Insofar as the third item of the contract is concerned, it may be recalled that respondent court applied
Article 1186 of the Civil Code on constructive fulfillment which petitioners claim should not have been
appreciated because they are the obligees while the proviso in point speaks of the obligor. But, petitioners
must concede that in a reciprocal obligation like a contract of purchase, (Ang vs. Court of Appeals, 170
SCRA 286 [1989]; 4 Paras, supra, at p. 201), both parties are mutually obligors and also obligees
(4 Padilla, supra, at p. 197), and any of the contracting parties may, upon non-fulfillment by the other privy
of his part of the prestation, rescind the contract or seek fulfillment (Article 1191, Civil Code). In short, it is
puerile for petitioners to say that they are the only obligees under the contract since they are also bound
as obligors to respect the stipulation in permitting private respondent to assume the loan with the
Philippine Veterans Bank which petitioners impeded when they paid the balance of said loan. As vendors,
they are supposed to execute the final deed of sale upon full payment of the balance as determined
Lastly, petitioners argue that there was no valid tender of payment nor consignation of the sum of
P18,520.00 which they acknowledge to have been deposited in court on January 22, 1981 five years after
the amount of P27,000.00 had to be paid (p. 23, Memorandum for Petitioners; p. 162, Rollo).
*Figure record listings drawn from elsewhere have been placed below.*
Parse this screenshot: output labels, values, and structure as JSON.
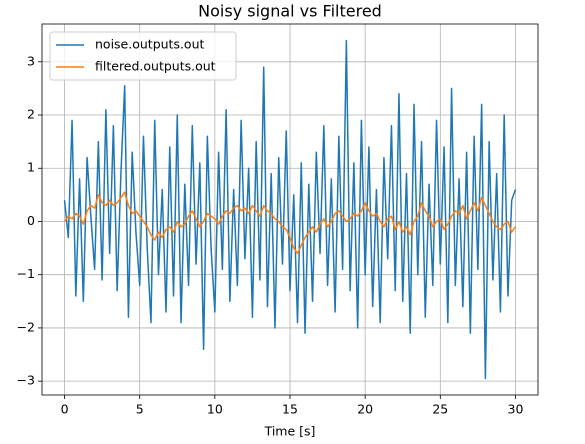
{
  "chart_data": {
    "type": "line",
    "title": "Noisy signal vs Filtered",
    "xlabel": "Time [s]",
    "x": [
      0,
      0.25,
      0.5,
      0.75,
      1,
      1.25,
      1.5,
      1.75,
      2,
      2.25,
      2.5,
      2.75,
      3,
      3.25,
      3.5,
      3.75,
      4,
      4.25,
      4.5,
      4.75,
      5,
      5.25,
      5.5,
      5.75,
      6,
      6.25,
      6.5,
      6.75,
      7,
      7.25,
      7.5,
      7.75,
      8,
      8.25,
      8.5,
      8.75,
      9,
      9.25,
      9.5,
      9.75,
      10,
      10.25,
      10.5,
      10.75,
      11,
      11.25,
      11.5,
      11.75,
      12,
      12.25,
      12.5,
      12.75,
      13,
      13.25,
      13.5,
      13.75,
      14,
      14.25,
      14.5,
      14.75,
      15,
      15.25,
      15.5,
      15.75,
      16,
      16.25,
      16.5,
      16.75,
      17,
      17.25,
      17.5,
      17.75,
      18,
      18.25,
      18.5,
      18.75,
      19,
      19.25,
      19.5,
      19.75,
      20,
      20.25,
      20.5,
      20.75,
      21,
      21.25,
      21.5,
      21.75,
      22,
      22.25,
      22.5,
      22.75,
      23,
      23.25,
      23.5,
      23.75,
      24,
      24.25,
      24.5,
      24.75,
      25,
      25.25,
      25.5,
      25.75,
      26,
      26.25,
      26.5,
      26.75,
      27,
      27.25,
      27.5,
      27.75,
      28,
      28.25,
      28.5,
      28.75,
      29,
      29.25,
      29.5,
      29.75,
      30
    ],
    "series": [
      {
        "name": "noise.outputs.out",
        "color": "#1f77b4",
        "values": [
          0.4,
          -0.3,
          1.9,
          -1.4,
          0.8,
          -1.5,
          1.2,
          0.1,
          -0.9,
          1.5,
          -1.1,
          2.1,
          -0.6,
          1.8,
          -1.3,
          0.9,
          2.55,
          -1.8,
          1.3,
          -0.2,
          -1.2,
          1.6,
          -0.5,
          -1.9,
          1.9,
          -1.0,
          0.6,
          -1.7,
          1.4,
          -1.4,
          2.0,
          -1.9,
          0.7,
          -1.2,
          1.8,
          -0.8,
          1.1,
          -2.4,
          1.6,
          -0.5,
          -1.7,
          1.3,
          -0.9,
          2.1,
          -1.5,
          0.6,
          -1.2,
          1.9,
          -0.7,
          1.0,
          -1.8,
          1.5,
          -1.1,
          2.9,
          -1.6,
          0.9,
          -2.0,
          1.2,
          -0.8,
          1.7,
          -1.3,
          0.5,
          -1.9,
          1.1,
          -2.1,
          0.7,
          -1.5,
          1.3,
          -0.6,
          1.8,
          -1.2,
          0.8,
          -1.7,
          1.6,
          -0.9,
          3.4,
          -1.3,
          1.1,
          -2.0,
          1.9,
          -1.0,
          1.4,
          -1.6,
          0.6,
          -1.9,
          1.2,
          -0.7,
          1.8,
          -1.3,
          2.4,
          -1.5,
          0.9,
          -2.1,
          2.2,
          -1.0,
          1.5,
          -1.8,
          0.7,
          -1.2,
          1.9,
          -0.8,
          1.4,
          -1.9,
          2.5,
          -1.2,
          0.8,
          -1.6,
          1.3,
          -2.1,
          1.6,
          -0.9,
          2.2,
          -2.95,
          1.5,
          -1.1,
          0.9,
          -1.7,
          2.0,
          -1.4,
          0.4,
          0.6
        ]
      },
      {
        "name": "filtered.outputs.out",
        "color": "#ff7f0e",
        "values": [
          0.0,
          0.1,
          0.05,
          0.15,
          0.1,
          -0.05,
          0.2,
          0.3,
          0.25,
          0.5,
          0.35,
          0.3,
          0.4,
          0.3,
          0.35,
          0.45,
          0.55,
          0.3,
          0.15,
          0.2,
          0.1,
          0.0,
          -0.1,
          -0.25,
          -0.35,
          -0.2,
          -0.3,
          -0.15,
          -0.1,
          -0.2,
          0.0,
          -0.1,
          -0.05,
          0.1,
          0.2,
          0.05,
          -0.1,
          0.0,
          0.15,
          0.1,
          0.05,
          -0.05,
          0.1,
          0.2,
          0.15,
          0.25,
          0.3,
          0.2,
          0.25,
          0.15,
          0.3,
          0.2,
          0.1,
          0.3,
          0.2,
          0.15,
          0.05,
          0.0,
          -0.1,
          -0.15,
          -0.3,
          -0.5,
          -0.6,
          -0.45,
          -0.3,
          -0.2,
          -0.1,
          -0.2,
          -0.05,
          0.05,
          -0.1,
          0.0,
          0.15,
          0.2,
          0.1,
          0.0,
          0.05,
          0.15,
          0.1,
          0.2,
          0.35,
          0.2,
          0.1,
          0.15,
          0.0,
          -0.1,
          0.05,
          0.1,
          -0.15,
          0.0,
          -0.2,
          -0.1,
          -0.25,
          0.0,
          0.1,
          0.35,
          0.2,
          0.1,
          -0.1,
          0.0,
          0.05,
          -0.15,
          -0.05,
          0.1,
          0.2,
          0.15,
          0.3,
          0.05,
          0.2,
          0.35,
          0.2,
          0.45,
          0.3,
          0.15,
          0.0,
          -0.1,
          -0.15,
          -0.05,
          0.0,
          -0.2,
          -0.1
        ]
      }
    ],
    "xlim": [
      -1.5,
      31.5
    ],
    "ylim": [
      -3.26,
      3.71
    ],
    "xticks": [
      0,
      5,
      10,
      15,
      20,
      25,
      30
    ],
    "yticks": [
      {
        "value": -3,
        "label": "−3"
      },
      {
        "value": -2,
        "label": "−2"
      },
      {
        "value": -1,
        "label": "−1"
      },
      0,
      1,
      2,
      3
    ],
    "grid": true,
    "legend": "upper left"
  }
}
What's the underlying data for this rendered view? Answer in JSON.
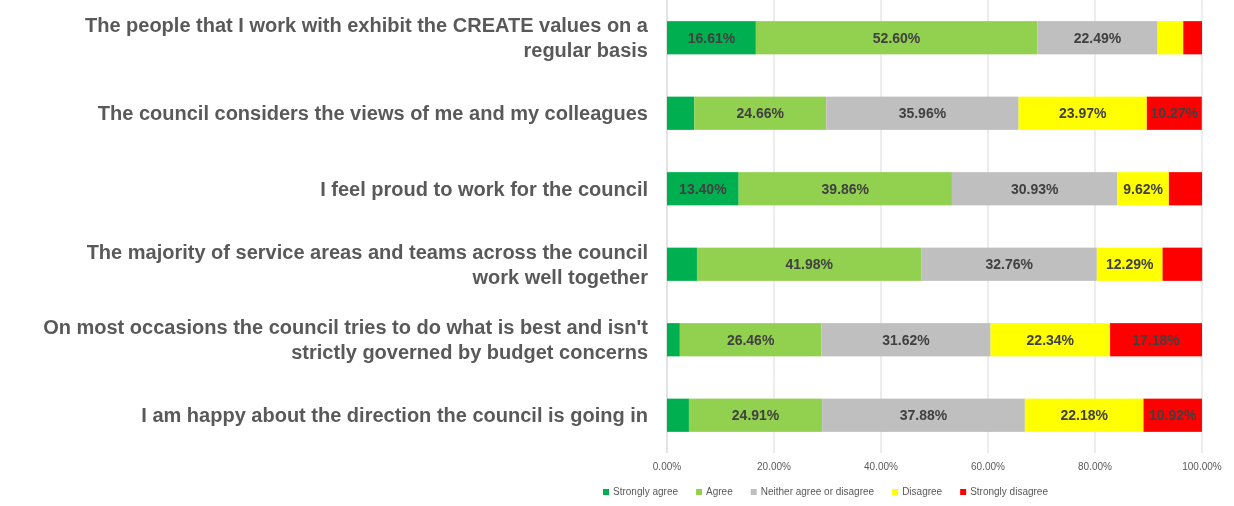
{
  "chart_data": {
    "type": "bar",
    "orientation": "horizontal",
    "stacked": true,
    "categories": [
      "The people that I work with exhibit the CREATE values on a regular basis",
      "The council considers the views of me and my colleagues",
      "I feel proud to work for the council",
      "The majority of service areas and teams across the council work well together",
      "On most occasions the council tries to do what is best and isn't strictly governed by budget concerns",
      "I am happy about the direction the council is going in"
    ],
    "series": [
      {
        "name": "Strongly agree",
        "color": "#00b050",
        "values": [
          16.61,
          5.1,
          13.4,
          5.6,
          2.4,
          4.1
        ],
        "value_labels": [
          "16.61%",
          null,
          "13.40%",
          null,
          null,
          null
        ]
      },
      {
        "name": "Agree",
        "color": "#92d050",
        "values": [
          52.6,
          24.66,
          39.86,
          41.98,
          26.46,
          24.91
        ],
        "value_labels": [
          "52.60%",
          "24.66%",
          "39.86%",
          "41.98%",
          "26.46%",
          "24.91%"
        ]
      },
      {
        "name": "Neither agree or disagree",
        "color": "#bfbfbf",
        "values": [
          22.49,
          35.96,
          30.93,
          32.76,
          31.62,
          37.88
        ],
        "value_labels": [
          "22.49%",
          "35.96%",
          "30.93%",
          "32.76%",
          "31.62%",
          "37.88%"
        ]
      },
      {
        "name": "Disagree",
        "color": "#ffff00",
        "values": [
          4.8,
          23.97,
          9.62,
          12.29,
          22.34,
          22.18
        ],
        "value_labels": [
          null,
          "23.97%",
          "9.62%",
          "12.29%",
          "22.34%",
          "22.18%"
        ]
      },
      {
        "name": "Strongly disagree",
        "color": "#ff0000",
        "values": [
          3.5,
          10.27,
          6.2,
          7.4,
          17.18,
          10.92
        ],
        "value_labels": [
          null,
          "10.27%",
          null,
          null,
          "17.18%",
          "10.92%"
        ]
      }
    ],
    "xlim": [
      0,
      100
    ],
    "xticks": [
      {
        "value": 0,
        "label": "0.00%"
      },
      {
        "value": 20,
        "label": "20.00%"
      },
      {
        "value": 40,
        "label": "40.00%"
      },
      {
        "value": 60,
        "label": "60.00%"
      },
      {
        "value": 80,
        "label": "80.00%"
      },
      {
        "value": 100,
        "label": "100.00%"
      }
    ],
    "grid": "x",
    "legend": "bottom"
  }
}
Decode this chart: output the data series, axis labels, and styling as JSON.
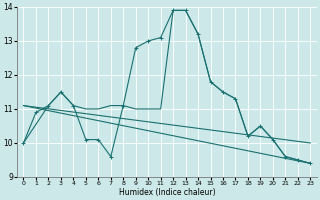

Again this
suggestion ignores the fact that consignation alone produced the effect of payment in the case at bar

because it was established below that two or more heirs of Juan Galicia, Sr. claimed the same right to
collect (Article 1256, (4), Civil Code; pp. 4-5, Decision in Civil Case No. 681-G; pp. 67-68, Rollo).
Moreover, petitioners did not bother to refute the evidence on hand that, aside from the P18,520.00 (not
P18,500.00 as computed by respondent court) which was consigned, private respondent also paid the
sum of P13,908.25 (Exhibits "F" to "CC"; p. 50, Rollo). These two figures representing private
respondent's payment of the fourth condition amount to P32,428.25, less the P3,778.77 paid by
petitioners to the bank, will lead us to the sum of P28,649.48 or a refund of P1,649.48 to private
respondent as overpayment of the P27,000.00 balance.
WHEREFORE, the petition is hereby DISMISSED and the decision appealed from is hereby AFFIRMED
with the slight modification of Paragraph 4 of the dispositive thereof which is thus amended to read:
4. ordering the withdrawal of the sum of P18,520.00 consigned with the Regional Trial
Court, and that the amount of P16,870.52 be delivered by private respondent with legal
rate of interest until fully paid to the heirs of Juan Galicia, Sr. as balance of the sale
including reimbursement of the sum paid to the Philippine Veterans Bank, minus the
attorney's fees and damages awarded in favor of private respondent. The excess of
P1,649.48 shall be returned to private respondent also with legal interest until fully paid
by petitioners. With costs against petitioners.